Un appel déposé auprès de la Cour d'appels de l'Arizona conteste une injonction permanente, arguant qu'elle viole le Premier Amendement en tant que restriction préalable illégale. L'affaire, qui implique un plaignant milliardaire, a attiré l'attention des observateurs juridiques en raison d'allégations de défaillances procédurales et éthiques devant le tribunal inférieur.
En vertu du Premier Amendement, la restriction préalable est une censure gouvernementale imposée avant que la parole ne se produise. La Cour suprême des États-Unis a constamment soutenu que la restriction préalable porte une « lourde présomption contre la validité constitutionnelle » et n'est permissible que dans des circonstances rares. Les tribunaux doivent faire des constatations factuelles spécifiques étayées par des preuves avant de restreindre la parole. En l'espèce, l'injonction permanente a été rendue alors que le plaignant était autorisé à plaider à un niveau inférieur, non constitutionnel, s'écartant des exigences renforcées qui s'appliquent aux personnalités publiques. Le tribunal a également refusé de statuer sur des droits constitutionnels préservés, y compris les protections du Premier Amendement qui ont été dûment soulevées et plaidées. L'injonction a été prononcée sans preuve à l'appui, sans analyse du Premier Amendement et sans justification de l'intimé, plaçant l'ordonnance bien au-delà des limites constitutionnelles.
L'injonction est restée en place pendant des années malgré le refus du plaignant de produire la découverte ordonnée par le tribunal, que la Cour d'appels avait précédemment jugée pertinente, et la destruction ultérieure de ces documents par le plaignant. Selon les mémoires, les documents détruits contenaient des informations indiquant une relation d'affaires entre le plaignant et le juge président de la Cour supérieure du comté de Maricopa. Cette relation n'a jamais été divulguée aux parties, malgré l'implication du juge dans les procédures liées à l'injonction.
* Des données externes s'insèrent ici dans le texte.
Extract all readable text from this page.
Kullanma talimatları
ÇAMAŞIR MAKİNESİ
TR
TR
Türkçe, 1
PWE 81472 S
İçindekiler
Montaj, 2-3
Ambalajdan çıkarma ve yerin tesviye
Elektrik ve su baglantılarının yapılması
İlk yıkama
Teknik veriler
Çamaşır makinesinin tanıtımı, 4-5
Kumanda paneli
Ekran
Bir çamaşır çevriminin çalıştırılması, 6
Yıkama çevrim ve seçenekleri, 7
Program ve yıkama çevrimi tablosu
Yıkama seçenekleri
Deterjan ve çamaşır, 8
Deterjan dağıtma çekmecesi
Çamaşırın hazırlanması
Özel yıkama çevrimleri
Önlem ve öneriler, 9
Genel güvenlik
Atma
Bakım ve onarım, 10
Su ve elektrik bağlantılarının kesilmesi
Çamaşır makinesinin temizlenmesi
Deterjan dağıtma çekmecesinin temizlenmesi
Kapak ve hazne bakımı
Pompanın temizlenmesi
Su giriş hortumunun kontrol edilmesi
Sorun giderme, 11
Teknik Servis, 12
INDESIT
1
L'appel soutient que ces circonstances représentent collectivement une restriction préalable constitutionnellement défectueuse, une défaillance du processus équitable causée par l'absence de preuves à l'appui, une rupture procédurale résultant de la découverte détruite, un conflit d'intérêts potentiel impliquant le juge président, un problème d'intégrité structurelle au sein de la division civile du comté de Maricopa, un écart par rapport aux normes de plaidoirie constitutionnelles et un refus de trancher les droits constitutionnels préservés.
Le mémoire d'ouverture, maintenant officiellement déposé et enregistré par la Cour d'appels, soumet ces questions à un panel d'appel pour la première fois. L'affaire devrait attirer l'attention des défenseurs du Premier Amendement, des organisations d'éthique judiciaire et des observateurs juridiques soucieux de transparence et de responsabilité dans les tribunaux de l'Arizona.
Un panel de trois juges devrait être assigné sous peu. L'appel demande l'annulation complète de l'injonction et la clarification des normes constitutionnelles requises avant que tout tribunal de l'Arizona ne puisse restreindre la parole.